Expected Output on running command "perl file1.pl >> /pan/sedrt/fileoutput.txt":

abc_10
Waiting on abc_10 for 10 sec
Done for abc_10
def_5
Waiting on def_5 for 5 sec
Done for abc_10
ghi_16
Waiting on ghi_16 for 16 sec
Done for ghi_16

How can this be done?

Thanks!

If you want your processes to execute one after the other, why use multiple processes at all? — Dada, May 11 '22 at 07:01
Or, do you want the processes to actually execute in parallel, but still have the output look like they were executed sequentially? — Dada, May 11 '22 at 07:01
Isn't the point of forking that you divide a task into smaller parts, which execute as fast as possible, in parallel rather than serial. Yet you want them to be serial. What is it you are trying to achieve? — TLP, May 11 '22 at 07:19
@Dada,yes, I want the processes to actually execute in parallel, but still have the output look like they were executed sequentially — PPP, May 11 '22 at 07:28
@TLP, I want the tasks to be parallel, just the logging to be serial — PPP, May 11 '22 at 07:31
@PPP If you include a timestamp, you can sort the log messages afterwards and restore serial order. Something like `2022-05-11_10:58:03 your message here`, and then `sort log.txt > log_sorted.txt` Or perhaps use a database. — TLP, May 11 '22 at 08:59
This seems a pretty good scenario for using threads over forks. You can use `Thread::Queue` to collate and serialise output. — Sobrique, May 11 '22 at 09:03

zdim · Answer 1 · 2022-05-27T16:27:15.010

4

If by "logging" you mean that they all print to console like in the given example, then you can't really have them decoupled^† since they all compete for a single resource (fd 1).
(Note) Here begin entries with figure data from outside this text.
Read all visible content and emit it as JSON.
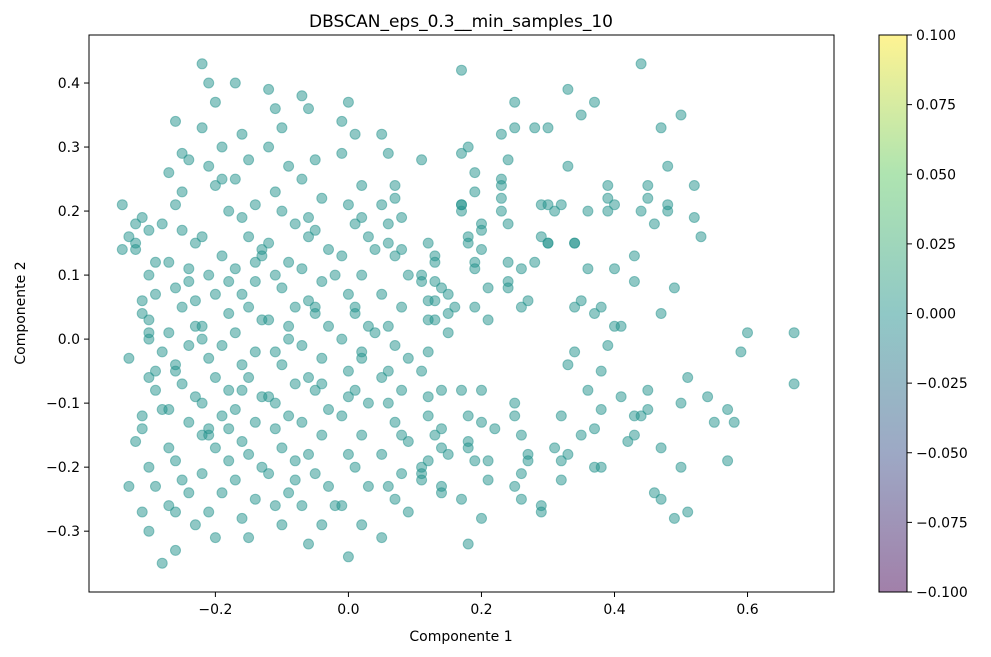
{
  "chart_data": {
    "type": "scatter",
    "title": "DBSCAN_eps_0.3__min_samples_10",
    "xlabel": "Componente 1",
    "ylabel": "Componente 2",
    "xlim": [
      -0.39,
      0.73
    ],
    "ylim": [
      -0.395,
      0.475
    ],
    "xticks": [
      -0.2,
      0.0,
      0.2,
      0.4,
      0.6
    ],
    "xtick_labels": [
      "−0.2",
      "0.0",
      "0.2",
      "0.4",
      "0.6"
    ],
    "yticks": [
      0.4,
      0.3,
      0.2,
      0.1,
      0.0,
      -0.1,
      -0.2,
      -0.3
    ],
    "ytick_labels": [
      "0.4",
      "0.3",
      "0.2",
      "0.1",
      "0.0",
      "−0.1",
      "−0.2",
      "−0.3"
    ],
    "grid": false,
    "point_color": "#21918c",
    "point_alpha": 0.5,
    "colorbar": {
      "colormap": "viridis",
      "range": [
        -0.1,
        0.1
      ],
      "ticks": [
        0.1,
        0.075,
        0.05,
        0.025,
        0.0,
        -0.025,
        -0.05,
        -0.075,
        -0.1
      ],
      "tick_labels": [
        "0.100",
        "0.075",
        "0.050",
        "0.025",
        "0.000",
        "−0.025",
        "−0.050",
        "−0.075",
        "−0.100"
      ],
      "colors": [
        "#440154",
        "#3b528b",
        "#21918c",
        "#5ec962",
        "#fde725"
      ]
    },
    "series": [
      {
        "x": [
          -0.34,
          -0.32,
          -0.33,
          -0.31,
          -0.3,
          -0.32,
          -0.29,
          -0.31,
          -0.3,
          -0.28,
          -0.33,
          -0.3,
          -0.29,
          -0.31,
          -0.28,
          -0.32,
          -0.3,
          -0.29,
          -0.31,
          -0.3,
          -0.32,
          -0.29,
          -0.3,
          -0.31,
          -0.33,
          -0.3,
          -0.29,
          -0.31,
          -0.28,
          -0.27,
          -0.26,
          -0.25,
          -0.27,
          -0.24,
          -0.26,
          -0.25,
          -0.23,
          -0.27,
          -0.24,
          -0.26,
          -0.25,
          -0.23,
          -0.27,
          -0.24,
          -0.26,
          -0.25,
          -0.23,
          -0.27,
          -0.24,
          -0.22,
          -0.26,
          -0.25,
          -0.24,
          -0.27,
          -0.23,
          -0.26,
          -0.25,
          -0.28,
          -0.24,
          -0.26,
          -0.22,
          -0.21,
          -0.2,
          -0.22,
          -0.19,
          -0.21,
          -0.2,
          -0.18,
          -0.22,
          -0.19,
          -0.21,
          -0.2,
          -0.18,
          -0.22,
          -0.19,
          -0.21,
          -0.2,
          -0.18,
          -0.22,
          -0.19,
          -0.21,
          -0.2,
          -0.18,
          -0.22,
          -0.19,
          -0.21,
          -0.2,
          -0.23,
          -0.19,
          -0.21,
          -0.17,
          -0.16,
          -0.15,
          -0.17,
          -0.14,
          -0.16,
          -0.15,
          -0.13,
          -0.17,
          -0.14,
          -0.16,
          -0.15,
          -0.13,
          -0.17,
          -0.14,
          -0.16,
          -0.15,
          -0.13,
          -0.17,
          -0.14,
          -0.16,
          -0.15,
          -0.13,
          -0.17,
          -0.14,
          -0.16,
          -0.15,
          -0.18,
          -0.14,
          -0.16,
          -0.12,
          -0.11,
          -0.1,
          -0.12,
          -0.09,
          -0.11,
          -0.1,
          -0.08,
          -0.12,
          -0.09,
          -0.11,
          -0.1,
          -0.08,
          -0.12,
          -0.09,
          -0.11,
          -0.1,
          -0.08,
          -0.12,
          -0.09,
          -0.11,
          -0.1,
          -0.08,
          -0.12,
          -0.09,
          -0.11,
          -0.1,
          -0.13,
          -0.09,
          -0.11,
          -0.07,
          -0.06,
          -0.05,
          -0.07,
          -0.04,
          -0.06,
          -0.05,
          -0.03,
          -0.07,
          -0.04,
          -0.06,
          -0.05,
          -0.03,
          -0.07,
          -0.04,
          -0.06,
          -0.05,
          -0.03,
          -0.07,
          -0.04,
          -0.06,
          -0.05,
          -0.03,
          -0.07,
          -0.04,
          -0.06,
          -0.05,
          -0.02,
          -0.04,
          -0.06,
          -0.01,
          0.0,
          0.01,
          -0.01,
          0.02,
          0.0,
          0.01,
          0.03,
          -0.01,
          0.02,
          0.0,
          0.01,
          0.03,
          -0.01,
          0.02,
          0.0,
          0.01,
          0.03,
          -0.01,
          0.02,
          0.0,
          0.01,
          0.03,
          -0.01,
          0.02,
          0.0,
          0.01,
          0.04,
          0.02,
          0.0,
          0.05,
          0.06,
          0.07,
          0.05,
          0.08,
          0.06,
          0.07,
          0.09,
          0.05,
          0.08,
          0.06,
          0.07,
          0.09,
          0.05,
          0.08,
          0.06,
          0.07,
          0.09,
          0.05,
          0.08,
          0.06,
          0.07,
          0.09,
          0.05,
          0.08,
          0.06,
          0.07,
          0.04,
          0.08,
          0.06,
          0.11,
          0.12,
          0.13,
          0.11,
          0.14,
          0.12,
          0.13,
          0.15,
          0.11,
          0.14,
          0.12,
          0.13,
          0.15,
          0.11,
          0.14,
          0.12,
          0.13,
          0.15,
          0.11,
          0.14,
          0.12,
          0.13,
          0.15,
          0.11,
          0.14,
          0.12,
          0.13,
          0.16,
          0.14,
          0.12,
          0.17,
          0.18,
          0.19,
          0.17,
          0.2,
          0.18,
          0.19,
          0.21,
          0.17,
          0.2,
          0.18,
          0.19,
          0.21,
          0.17,
          0.2,
          0.18,
          0.19,
          0.21,
          0.17,
          0.2,
          0.18,
          0.19,
          0.21,
          0.17,
          0.2,
          0.18,
          0.19,
          0.22,
          0.2,
          0.18,
          0.23,
          0.24,
          0.25,
          0.23,
          0.26,
          0.24,
          0.25,
          0.27,
          0.23,
          0.26,
          0.24,
          0.25,
          0.27,
          0.23,
          0.26,
          0.24,
          0.25,
          0.27,
          0.23,
          0.26,
          0.24,
          0.25,
          0.28,
          0.29,
          0.3,
          0.29,
          0.3,
          0.28,
          0.31,
          0.29,
          0.3,
          0.31,
          0.29,
          0.3,
          0.32,
          0.33,
          0.34,
          0.32,
          0.35,
          0.33,
          0.34,
          0.36,
          0.32,
          0.35,
          0.33,
          0.34,
          0.36,
          0.32,
          0.35,
          0.33,
          0.34,
          0.36,
          0.37,
          0.38,
          0.39,
          0.37,
          0.4,
          0.38,
          0.39,
          0.41,
          0.37,
          0.4,
          0.38,
          0.39,
          0.41,
          0.37,
          0.4,
          0.38,
          0.39,
          0.42,
          0.43,
          0.44,
          0.45,
          0.43,
          0.46,
          0.44,
          0.45,
          0.47,
          0.43,
          0.46,
          0.44,
          0.45,
          0.47,
          0.48,
          0.49,
          0.5,
          0.48,
          0.51,
          0.49,
          0.5,
          0.52,
          0.53,
          0.54,
          0.52,
          0.55,
          0.57,
          0.58,
          0.59,
          0.57,
          0.6,
          0.45,
          0.47,
          0.5,
          0.51,
          0.43,
          0.48,
          0.47,
          0.67,
          0.67,
          0.26,
          0.17,
          0.11,
          0.02,
          -0.02,
          -0.08,
          -0.18,
          -0.22,
          -0.26,
          -0.34,
          -0.3
        ],
        "y": [
          0.21,
          0.18,
          0.16,
          0.19,
          0.1,
          0.14,
          0.07,
          0.06,
          0.03,
          -0.02,
          -0.03,
          -0.06,
          -0.08,
          -0.12,
          -0.11,
          -0.16,
          -0.2,
          -0.23,
          -0.27,
          -0.3,
          0.15,
          0.12,
          0.0,
          -0.14,
          -0.23,
          0.17,
          -0.05,
          0.04,
          -0.35,
          -0.17,
          0.34,
          0.29,
          0.26,
          0.28,
          0.21,
          0.17,
          0.15,
          0.12,
          0.09,
          0.08,
          0.05,
          0.02,
          0.01,
          -0.01,
          -0.04,
          -0.07,
          -0.09,
          -0.11,
          -0.13,
          -0.15,
          -0.19,
          -0.22,
          -0.24,
          -0.26,
          -0.29,
          -0.33,
          0.23,
          0.18,
          0.11,
          -0.05,
          0.43,
          0.4,
          0.37,
          0.33,
          0.3,
          0.27,
          0.24,
          0.2,
          0.16,
          0.13,
          0.1,
          0.07,
          0.04,
          0.02,
          -0.01,
          -0.03,
          -0.06,
          -0.08,
          -0.1,
          -0.12,
          -0.14,
          -0.17,
          -0.19,
          -0.21,
          -0.24,
          -0.27,
          -0.31,
          0.06,
          0.25,
          -0.15,
          0.4,
          0.32,
          0.28,
          0.25,
          0.21,
          0.19,
          0.16,
          0.14,
          0.11,
          0.09,
          0.07,
          0.05,
          0.03,
          0.01,
          -0.02,
          -0.04,
          -0.06,
          -0.09,
          -0.11,
          -0.13,
          -0.16,
          -0.18,
          -0.2,
          -0.22,
          -0.25,
          -0.28,
          -0.31,
          0.09,
          0.12,
          -0.08,
          0.39,
          0.36,
          0.33,
          0.3,
          0.27,
          0.23,
          0.2,
          0.18,
          0.15,
          0.12,
          0.1,
          0.08,
          0.05,
          0.03,
          0.0,
          -0.02,
          -0.04,
          -0.07,
          -0.09,
          -0.12,
          -0.14,
          -0.17,
          -0.19,
          -0.21,
          -0.24,
          -0.26,
          -0.29,
          0.13,
          0.02,
          -0.1,
          0.38,
          0.36,
          0.28,
          0.25,
          0.22,
          0.19,
          0.17,
          0.14,
          0.11,
          0.09,
          0.06,
          0.04,
          0.02,
          -0.01,
          -0.03,
          -0.06,
          -0.08,
          -0.11,
          -0.13,
          -0.15,
          -0.18,
          -0.21,
          -0.23,
          -0.26,
          -0.29,
          -0.32,
          0.05,
          0.1,
          -0.07,
          0.16,
          0.34,
          0.37,
          0.32,
          0.29,
          0.24,
          0.21,
          0.18,
          0.16,
          0.13,
          0.1,
          0.07,
          0.05,
          0.02,
          0.0,
          -0.03,
          -0.05,
          -0.08,
          -0.1,
          -0.12,
          -0.15,
          -0.18,
          -0.2,
          -0.23,
          -0.26,
          -0.29,
          -0.34,
          0.04,
          0.14,
          0.19,
          -0.09,
          0.32,
          0.29,
          0.24,
          0.21,
          0.19,
          0.15,
          0.13,
          0.1,
          0.07,
          0.05,
          0.02,
          -0.01,
          -0.03,
          -0.06,
          -0.08,
          -0.1,
          -0.13,
          -0.16,
          -0.18,
          -0.21,
          -0.23,
          -0.25,
          -0.27,
          -0.31,
          0.14,
          -0.05,
          0.22,
          0.01,
          -0.15,
          0.18,
          0.28,
          0.15,
          0.13,
          0.1,
          0.08,
          0.06,
          0.03,
          0.01,
          -0.05,
          -0.08,
          -0.12,
          -0.15,
          -0.18,
          -0.21,
          -0.24,
          -0.02,
          0.06,
          0.04,
          -0.2,
          -0.17,
          0.03,
          0.12,
          0.07,
          -0.22,
          -0.14,
          -0.09,
          0.09,
          0.05,
          -0.23,
          -0.19,
          0.42,
          0.3,
          0.23,
          0.2,
          0.18,
          0.15,
          0.12,
          0.03,
          -0.08,
          -0.13,
          -0.16,
          -0.19,
          -0.22,
          -0.25,
          -0.28,
          -0.32,
          0.26,
          0.08,
          0.21,
          -0.08,
          0.16,
          0.11,
          -0.19,
          0.29,
          0.17,
          -0.12,
          0.05,
          -0.14,
          0.14,
          -0.17,
          0.32,
          0.28,
          0.37,
          0.2,
          0.11,
          0.08,
          -0.12,
          -0.18,
          0.25,
          -0.21,
          0.18,
          -0.1,
          0.06,
          0.24,
          -0.25,
          0.12,
          -0.23,
          -0.19,
          0.22,
          -0.15,
          0.09,
          0.33,
          0.33,
          0.21,
          0.15,
          0.16,
          0.21,
          0.12,
          -0.17,
          -0.26,
          0.15,
          0.2,
          -0.27,
          0.33,
          -0.19,
          0.39,
          0.15,
          -0.22,
          0.35,
          -0.04,
          0.05,
          0.11,
          0.21,
          -0.15,
          0.27,
          -0.02,
          -0.08,
          -0.12,
          0.06,
          -0.18,
          0.15,
          0.2,
          0.37,
          -0.11,
          0.22,
          -0.14,
          0.02,
          0.05,
          -0.01,
          0.02,
          0.04,
          0.11,
          -0.2,
          0.2,
          -0.09,
          -0.2,
          0.21,
          -0.05,
          0.24,
          -0.16,
          -0.12,
          0.2,
          0.22,
          -0.15,
          0.18,
          -0.12,
          -0.11,
          -0.17,
          0.09,
          -0.24,
          0.43,
          0.24,
          0.33,
          0.21,
          0.08,
          0.35,
          0.27,
          -0.27,
          -0.28,
          -0.1,
          0.24,
          0.16,
          -0.09,
          0.19,
          -0.13,
          -0.11,
          -0.13,
          -0.02,
          -0.19,
          0.01,
          -0.08,
          -0.25,
          -0.2,
          -0.06,
          0.13,
          0.2,
          0.04,
          0.01,
          -0.07,
          0.05,
          0.21,
          0.09,
          -0.02,
          -0.26,
          -0.22,
          -0.14,
          0.0,
          -0.27,
          0.14,
          0.01
        ]
      }
    ]
  }
}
What you can do though, is to have each child assemble its log as it goes and in the end they all communicate them to the parent. Thus the integrity of those logs is preserved and the parent can then sort it out as needed.

Each process can write its log to a file, with a pre-determined name that the parent knows, or can pipe the name to the parent (if there is more to communicate anyway). Or, each can redirect its STDOUT to an in-memory variable, which it can then send over a pipe to the parent at the end.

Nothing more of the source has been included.